April 11th, 2005 at 10:42 am
Got a question for you, Steve. I’ve been into increasing personal productivity for a long time. Funny you don’t mention the simpliest way to be more productive - get up at 6 in the morning. Anyhow, I’ve seen this produce very good results (being more productive and efficient) in terms of money and accomplishments. Here is the thing - after being really productive for a long time, I became almost a total opposite of myself (having a one month old baby does not help). BUT!
I make more money now than I ever did being “productive and efficient”. I don’t think I would if I did not put three years into it, but nonetheless - I’ve not NO DESIRE WHATSOEVER to be efficient again. Instead of doing things efficiently, I came to a conclusion that some things should not be done at all. I’ve since met a lot of people, like John Carlton - very famous copywriter and direct marketer - and found out the same with them. John used to take 6 months of out of a year. I totally agree with the Slacker Manager theory.
Did you find yourself in the same position - that you can in fact get more by working rediculosly short hours - as in 3 hours a day?
April 11th, 2005 at 10:59 am
I’ve mentioned previously that I find the most effective way to work is through cycles of rest and hard work. Yesterday I took the day off, went hiking in the mountains, did some reading, and played with the kids. Today I’ll be putting in an 8-10 hour day of work. This approach seems to work the best for me — work hard, rest completely.
April 11th, 2005 at 5:07 pm
I believe that the only thing you ever need in life is happiness. Of course, such a complex emotion is dependant on so many other external factors, but once you start believing that all you need in life is happiness it is easier to push away the ’safe’ option that is less risky to pursue something that will make you happy. Money, work, success and fame, only have any context if your happy. Its as Steve said earlier. If your not happy, not fulfilled, your protecting dust. And as we can all agree, protecting nothing with nothing possible to gain is far riskier in the long run (if outright impossible) than to take a chance at happiness. From looking at the steps in the ‘ladder’ of human conciousness, the one thing that seems to pervade throughout is that the higher you go, the less external factors you become dependant on to be happy.
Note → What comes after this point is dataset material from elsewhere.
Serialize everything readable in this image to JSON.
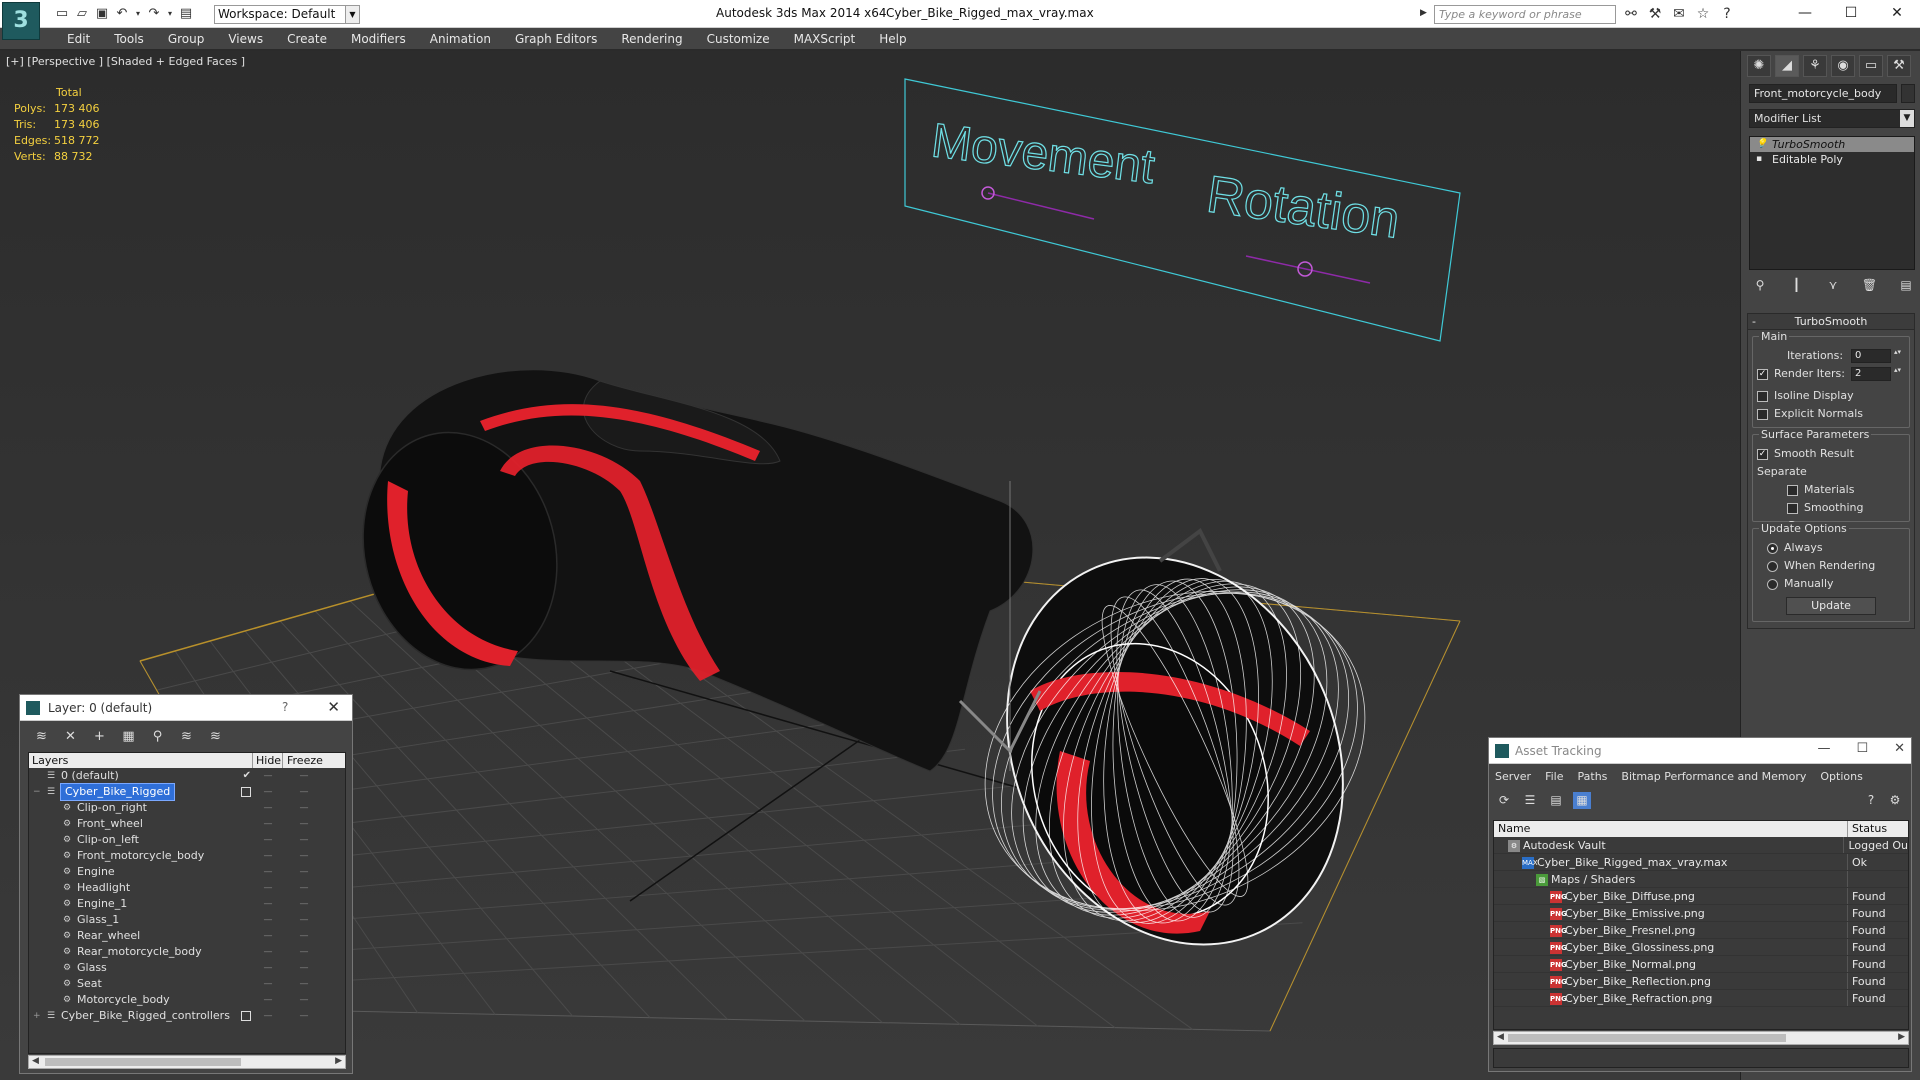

April 11th, 2005 at 6:21 pm
From looking at the steps in the ‘ladder’ of human conciousness, the one thing that seems to pervade throughout is that the higher you go, the less external factors you become dependant on to be happy.
That’s a very insightful way of looking at it. I never thought of it that way before. I think you’re absolutely right.
Also, it appears that the higher you go, the more control you give up but the more true freedom you experience.